In these two principles, Mason describes in greater detail the use of these two guides for self-management: the way of the will, and the way of reason. They may not seem related to Mason’s use of notebooks, but let me extrapolate.
By allowing children their rightful work in education, notebooks are certainly in harmony with—if not instrumental in—the development of the student as a self-determining force who recognizes and is able to make wise use of his personal responsibility in the moral and intellectual realms.
Such development comes, Mason has already said, from exposure to a wide range of ideas under the guidance of the teacher. Notebooks are especially suited to the wide curriculum necessary, and require children to slow down and truly comprehend the material and make it their own.
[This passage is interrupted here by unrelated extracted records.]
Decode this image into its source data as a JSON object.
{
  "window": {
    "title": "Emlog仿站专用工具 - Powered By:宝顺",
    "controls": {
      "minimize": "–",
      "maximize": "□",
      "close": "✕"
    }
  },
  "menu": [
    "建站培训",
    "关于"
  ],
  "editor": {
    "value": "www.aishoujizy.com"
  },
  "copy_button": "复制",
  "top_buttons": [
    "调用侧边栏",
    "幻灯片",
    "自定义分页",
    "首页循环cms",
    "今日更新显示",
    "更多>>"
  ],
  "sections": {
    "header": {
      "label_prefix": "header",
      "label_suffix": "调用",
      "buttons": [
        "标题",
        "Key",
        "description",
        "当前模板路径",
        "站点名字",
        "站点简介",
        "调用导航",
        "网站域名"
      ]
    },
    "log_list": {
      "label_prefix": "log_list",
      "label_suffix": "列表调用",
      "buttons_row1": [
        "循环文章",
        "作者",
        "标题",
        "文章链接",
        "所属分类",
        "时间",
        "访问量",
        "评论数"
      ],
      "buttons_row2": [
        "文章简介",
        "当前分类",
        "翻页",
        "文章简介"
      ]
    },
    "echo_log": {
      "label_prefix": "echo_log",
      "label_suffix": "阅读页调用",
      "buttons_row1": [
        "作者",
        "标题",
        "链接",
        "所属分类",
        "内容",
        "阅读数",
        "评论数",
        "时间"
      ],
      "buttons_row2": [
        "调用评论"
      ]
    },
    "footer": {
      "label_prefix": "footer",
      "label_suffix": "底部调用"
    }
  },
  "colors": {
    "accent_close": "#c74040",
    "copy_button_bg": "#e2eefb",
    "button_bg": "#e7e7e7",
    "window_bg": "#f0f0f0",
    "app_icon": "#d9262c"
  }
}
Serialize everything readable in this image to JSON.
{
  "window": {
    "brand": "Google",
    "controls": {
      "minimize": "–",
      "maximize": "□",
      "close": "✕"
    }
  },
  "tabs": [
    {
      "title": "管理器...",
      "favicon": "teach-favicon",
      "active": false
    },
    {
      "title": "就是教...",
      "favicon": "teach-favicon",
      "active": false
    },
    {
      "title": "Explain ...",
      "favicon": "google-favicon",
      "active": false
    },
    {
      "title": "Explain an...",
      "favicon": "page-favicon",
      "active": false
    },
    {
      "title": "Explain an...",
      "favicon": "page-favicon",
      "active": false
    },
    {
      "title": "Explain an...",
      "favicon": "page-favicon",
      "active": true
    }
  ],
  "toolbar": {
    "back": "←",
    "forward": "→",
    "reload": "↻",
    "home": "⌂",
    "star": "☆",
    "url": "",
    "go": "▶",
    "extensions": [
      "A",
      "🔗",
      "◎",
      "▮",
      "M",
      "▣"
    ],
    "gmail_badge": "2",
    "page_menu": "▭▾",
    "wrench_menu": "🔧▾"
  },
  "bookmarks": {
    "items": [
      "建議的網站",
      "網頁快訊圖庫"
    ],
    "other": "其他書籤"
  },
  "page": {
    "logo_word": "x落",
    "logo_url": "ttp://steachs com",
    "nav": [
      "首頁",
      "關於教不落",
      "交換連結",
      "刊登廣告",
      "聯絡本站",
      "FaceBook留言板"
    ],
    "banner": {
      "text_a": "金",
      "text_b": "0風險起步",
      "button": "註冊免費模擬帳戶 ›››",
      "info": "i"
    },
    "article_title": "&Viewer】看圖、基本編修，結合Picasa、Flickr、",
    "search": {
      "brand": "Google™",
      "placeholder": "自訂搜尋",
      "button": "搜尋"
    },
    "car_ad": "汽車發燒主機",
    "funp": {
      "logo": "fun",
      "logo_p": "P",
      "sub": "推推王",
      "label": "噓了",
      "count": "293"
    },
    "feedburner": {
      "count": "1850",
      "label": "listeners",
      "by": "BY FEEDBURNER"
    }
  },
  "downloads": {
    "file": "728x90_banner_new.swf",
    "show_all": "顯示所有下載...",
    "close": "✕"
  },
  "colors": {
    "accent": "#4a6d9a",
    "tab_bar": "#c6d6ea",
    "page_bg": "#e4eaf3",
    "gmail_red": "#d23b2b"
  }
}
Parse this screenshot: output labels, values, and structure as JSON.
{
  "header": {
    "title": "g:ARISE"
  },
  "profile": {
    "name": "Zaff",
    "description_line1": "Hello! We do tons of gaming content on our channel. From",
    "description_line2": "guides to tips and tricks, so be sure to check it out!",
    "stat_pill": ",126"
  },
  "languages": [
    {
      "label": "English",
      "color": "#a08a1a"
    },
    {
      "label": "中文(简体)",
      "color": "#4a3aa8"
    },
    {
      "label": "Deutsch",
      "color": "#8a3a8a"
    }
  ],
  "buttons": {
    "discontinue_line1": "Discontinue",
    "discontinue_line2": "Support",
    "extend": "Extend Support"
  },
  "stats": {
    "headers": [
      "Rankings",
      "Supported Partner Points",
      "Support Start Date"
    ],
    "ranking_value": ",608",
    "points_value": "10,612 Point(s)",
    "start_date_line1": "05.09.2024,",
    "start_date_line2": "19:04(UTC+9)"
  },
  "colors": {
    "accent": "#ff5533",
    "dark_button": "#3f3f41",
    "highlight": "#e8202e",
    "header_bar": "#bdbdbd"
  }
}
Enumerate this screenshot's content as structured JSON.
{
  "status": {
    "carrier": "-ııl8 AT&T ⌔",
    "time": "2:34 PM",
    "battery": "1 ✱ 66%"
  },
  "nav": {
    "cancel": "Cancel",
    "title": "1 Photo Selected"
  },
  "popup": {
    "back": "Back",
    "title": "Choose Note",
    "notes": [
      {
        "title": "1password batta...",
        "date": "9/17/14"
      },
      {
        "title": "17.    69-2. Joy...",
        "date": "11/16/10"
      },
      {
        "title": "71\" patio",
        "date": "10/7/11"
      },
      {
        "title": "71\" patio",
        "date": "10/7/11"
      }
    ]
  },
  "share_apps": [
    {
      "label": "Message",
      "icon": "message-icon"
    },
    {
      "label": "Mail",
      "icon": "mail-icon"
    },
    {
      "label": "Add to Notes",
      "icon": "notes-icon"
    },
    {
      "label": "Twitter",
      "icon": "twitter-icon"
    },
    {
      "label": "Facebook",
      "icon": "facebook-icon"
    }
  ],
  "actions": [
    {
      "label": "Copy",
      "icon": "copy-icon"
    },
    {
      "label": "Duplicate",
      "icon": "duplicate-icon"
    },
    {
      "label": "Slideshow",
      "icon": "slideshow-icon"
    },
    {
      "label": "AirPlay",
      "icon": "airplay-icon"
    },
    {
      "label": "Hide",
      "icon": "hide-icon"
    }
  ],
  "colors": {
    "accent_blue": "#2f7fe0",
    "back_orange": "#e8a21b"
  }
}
Notebooks equip students to deal thoughtfully and independently with the ideas they will encounter everywhere.
Freedom from the tyranny of public opinion was one of the liberties Mason believed to be the right of every child.
*These ‘ideas’ Mason mentions as so important are what apologists call ‘presuppositions.’ We might call them ‘faiths,’ these ideas we hold as true but which lie outside the ability of reason, or logic, to explain—the existence of God, for instance, or the non-existence of God, an idea necessary to hold in order to think logically about many important ideas, but which we must accept or reject of itself. Or we have what mathematicians call a postulate, which can’t be explained but which must be accepted in order to explain anything else.